The process evaluation also described many positive aspects to the intervention. Schools were largely positive about the online tuition, and confident that it was beneficial for their pupils in terms of improved comprehension, verbal fluency and confidence in maths. Pupils were also generally positive about the impact of the intervention on their own maths capabilities. Teachers commended the programme for its clarity and simplicity, good content and objectives linked to the curriculum. Delivery of the intervention was well supported by TSL who provided good technical and on-site support.
This evaluation was undertaken when Third Space Learning was in a relatively early stage of its development, and the findings should be considered in this context. TSL is committed to developing the programme and has already instituted many of the improvements that this report recommends.
This evaluation had moderate security. It was a well-designed randomised trial, and relatively few pupils were lost to the analysis due to issues such as moving school. Two padlocks were removed from the rating because the trial was only designed to reliably detect an impact of four months’ progress or more. The trial was designed in this way because Affordable Maths Tuition is an intensive intervention, and would require a larger impact to be cost-effective.
The programme cost £378 per pupil for 27 weeks of tuition. There was some time required at the beginning of the year to set up the intervention. On average, teachers spent 10 minutes per pupil to create their academic profile and account. At the beginning of the programme, it took on average 90 minutes to set up and test the local computers for a class. Each week, it took teachers about 25 minutes to select the lesson for the group. Supervising the sessions required 45 minutes of a teaching assistant’s time.
The one-to-one tuition strand of the Teaching and Learning Toolkit concludes that one-to-one interventions are often effective, but can be costly because they involve an adult providing intensive individual support to just one pupil. The EEF funded an evaluation of Affordable Maths Tuition to investigate whether online tuition could provide a cost-effective alternative to traditional face-to-face approaches. However, the evaluation did not provide any evidence that Affordable Maths Tuition had an impact on pupils’ attainment in Key Stage 2 maths.
One-to-one tuition is still a promising area for further research, and the EEF will continue to test different approaches. The full list of one-to-one tuition projects funded by the EEF is available here.

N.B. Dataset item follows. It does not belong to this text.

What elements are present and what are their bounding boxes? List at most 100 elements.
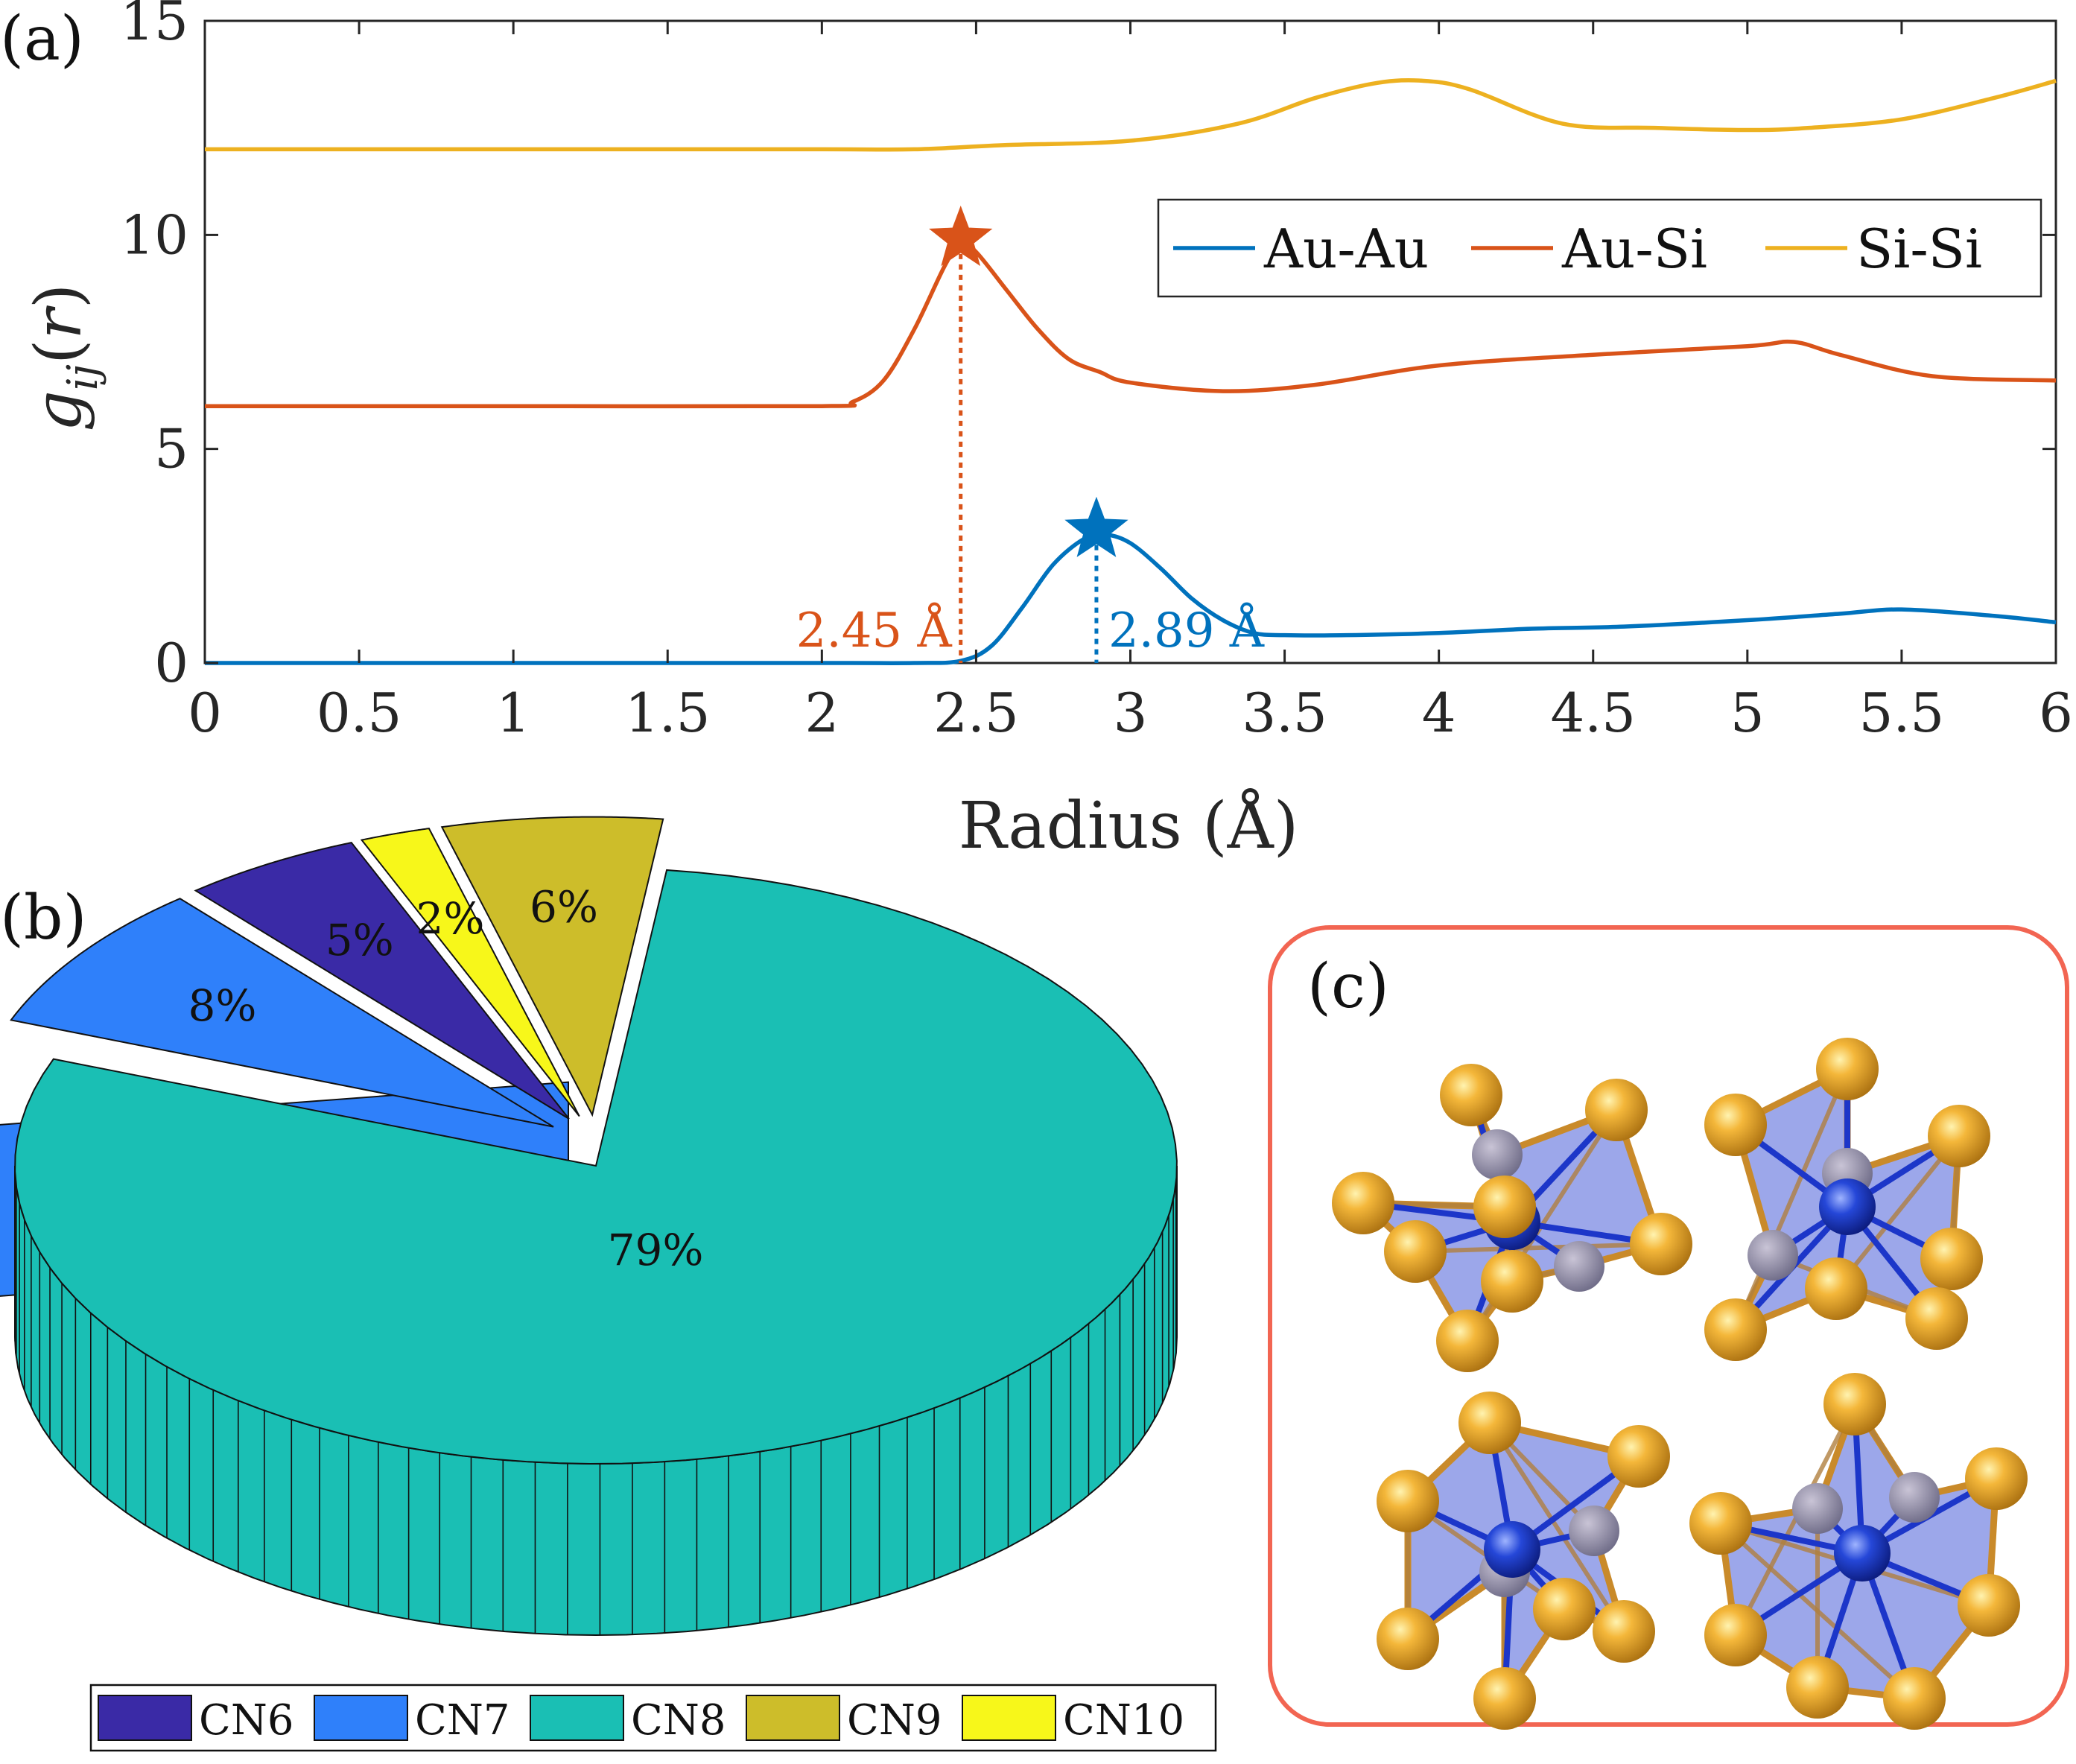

Schools should consider piloting small group tuition as a potentially more cost-effective alternative to one-to-one tuition. The Teaching and Learning Toolkit compares the evidence for one-to-one tuition against the evidence for small-group tuition. In some cases one-to-one tuition has led to greater improvement, while in other cases tuition in groups of two or three has been equally or even more effective compared to one-to-one.